Due to various possible locations and the extend of a lesion, the clinical picture differs widely from case to case. According to case reports, the most common INS symptoms are those of cranial nerves neuropathy, particularly, of facial (35–73%) or optic nerves, both uni- or bilateral.12–14 Thus, isolated cerebral form should be considered whenever there is involvement of the abovementioned nerves.

The diagnosis in patients in whom the disease begins with neurological dysfunctions requires neurological diagnostics, MRI being the most important one. On MRI, the lesion is isointensive at T1 and hypointensive at T2 weighted images, and enhances uniformly after contrast injection. Such image resembles diseases such as meningioma, optic nerve glioma and others mentioned above. When CNS involvement is a first manifestation, all the illnesses mentioned in differential diagnosis should be excluded. This makes INS one of the great mimickers in medicine.

The literature suggests also the relationship between extremely low signal observed at T2 weighted images and the presence of noncaseating granulomas.15 This was seen only in the first case.

Intracranial sarcoidosis can also be suspected intraoperatively, basing on macroscopic appearance of the mass. Among our patients, who were operated on for INS, as a rule, the lesion was heterogenous, brittle and did not have distinct plane of cleavage.

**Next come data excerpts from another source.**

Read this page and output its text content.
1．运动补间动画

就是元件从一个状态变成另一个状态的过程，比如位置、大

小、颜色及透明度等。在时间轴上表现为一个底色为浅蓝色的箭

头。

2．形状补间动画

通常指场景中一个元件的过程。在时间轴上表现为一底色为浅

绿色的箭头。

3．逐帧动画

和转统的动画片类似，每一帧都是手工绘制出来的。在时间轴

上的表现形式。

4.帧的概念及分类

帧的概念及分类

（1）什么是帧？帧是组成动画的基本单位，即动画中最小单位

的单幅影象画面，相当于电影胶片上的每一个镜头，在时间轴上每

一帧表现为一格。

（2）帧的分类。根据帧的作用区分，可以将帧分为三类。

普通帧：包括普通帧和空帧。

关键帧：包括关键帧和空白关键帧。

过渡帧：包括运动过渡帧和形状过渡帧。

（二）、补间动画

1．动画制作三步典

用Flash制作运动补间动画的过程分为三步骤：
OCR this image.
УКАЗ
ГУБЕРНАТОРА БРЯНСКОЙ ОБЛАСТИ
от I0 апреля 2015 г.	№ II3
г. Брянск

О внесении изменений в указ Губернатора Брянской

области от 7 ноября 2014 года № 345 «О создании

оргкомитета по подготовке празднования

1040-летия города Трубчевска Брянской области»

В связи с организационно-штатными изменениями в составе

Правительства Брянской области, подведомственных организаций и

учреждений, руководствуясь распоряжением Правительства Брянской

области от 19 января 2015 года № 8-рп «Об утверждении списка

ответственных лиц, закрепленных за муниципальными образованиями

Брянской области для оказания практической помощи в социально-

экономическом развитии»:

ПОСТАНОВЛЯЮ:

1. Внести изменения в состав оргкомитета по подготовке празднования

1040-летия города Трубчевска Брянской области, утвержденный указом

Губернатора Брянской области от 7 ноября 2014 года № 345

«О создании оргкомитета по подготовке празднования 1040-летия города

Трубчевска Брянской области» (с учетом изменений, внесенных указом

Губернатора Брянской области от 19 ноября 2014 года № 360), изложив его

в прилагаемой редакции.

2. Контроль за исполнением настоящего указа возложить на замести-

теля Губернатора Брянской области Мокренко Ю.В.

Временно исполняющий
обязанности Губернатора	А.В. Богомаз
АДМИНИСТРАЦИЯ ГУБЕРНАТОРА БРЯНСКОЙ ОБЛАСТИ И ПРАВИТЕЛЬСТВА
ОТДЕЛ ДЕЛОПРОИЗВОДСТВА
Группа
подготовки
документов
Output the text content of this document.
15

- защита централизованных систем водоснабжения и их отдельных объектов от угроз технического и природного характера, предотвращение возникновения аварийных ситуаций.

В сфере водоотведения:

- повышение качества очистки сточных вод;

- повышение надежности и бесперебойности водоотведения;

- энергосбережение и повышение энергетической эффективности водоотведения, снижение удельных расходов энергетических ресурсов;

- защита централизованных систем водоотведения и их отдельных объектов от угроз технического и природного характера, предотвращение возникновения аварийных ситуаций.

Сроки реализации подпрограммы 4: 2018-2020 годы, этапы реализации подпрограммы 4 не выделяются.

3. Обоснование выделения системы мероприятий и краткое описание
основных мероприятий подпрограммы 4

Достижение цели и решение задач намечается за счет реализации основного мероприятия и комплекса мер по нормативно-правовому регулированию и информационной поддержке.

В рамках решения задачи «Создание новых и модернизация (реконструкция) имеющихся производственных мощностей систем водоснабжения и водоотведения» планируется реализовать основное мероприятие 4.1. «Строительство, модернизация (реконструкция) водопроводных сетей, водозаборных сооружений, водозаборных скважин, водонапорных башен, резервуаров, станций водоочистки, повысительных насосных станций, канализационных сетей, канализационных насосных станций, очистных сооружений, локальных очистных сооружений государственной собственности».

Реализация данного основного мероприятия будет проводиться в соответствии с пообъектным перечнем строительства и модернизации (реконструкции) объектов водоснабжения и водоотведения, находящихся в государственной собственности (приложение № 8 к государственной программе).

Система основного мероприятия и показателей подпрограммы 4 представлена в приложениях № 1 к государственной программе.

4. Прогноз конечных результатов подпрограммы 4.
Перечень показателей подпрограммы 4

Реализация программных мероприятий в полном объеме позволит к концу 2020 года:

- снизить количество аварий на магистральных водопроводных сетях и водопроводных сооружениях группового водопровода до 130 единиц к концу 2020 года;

According to the literature, we recommended to assess cerebrospinal fluid (CSF) serum angiotensin-converting enzyme (ACE) level to monitor disease activity or treatment response, because it is synthesized within the nervous system.16 It is worth to evaluate CSF lymphocytes CD4:CD8 ratio. Should the ratio prove positive it may be helpful in establishing a diagnosis, but would require large numbers of vivid lymphocytes, which are usually unavailable.17

In brief, should an intracranial tumour have an MRI characteristic of a meningioma or optic nerve glioma, and present with an involvement of a facial or optic nerve, the diagnosis of INS ought to be taken into account.


Isolated neurosarkoidosis is a rare disease which every neurosurgeon must nonetheless remember. If intracranial tumour has extremely low signal observed at T2 weighted images and MRI images look similar to meningioma or optic nerve glioma and facial or optic nerve is affected, INS should be taken into consideration.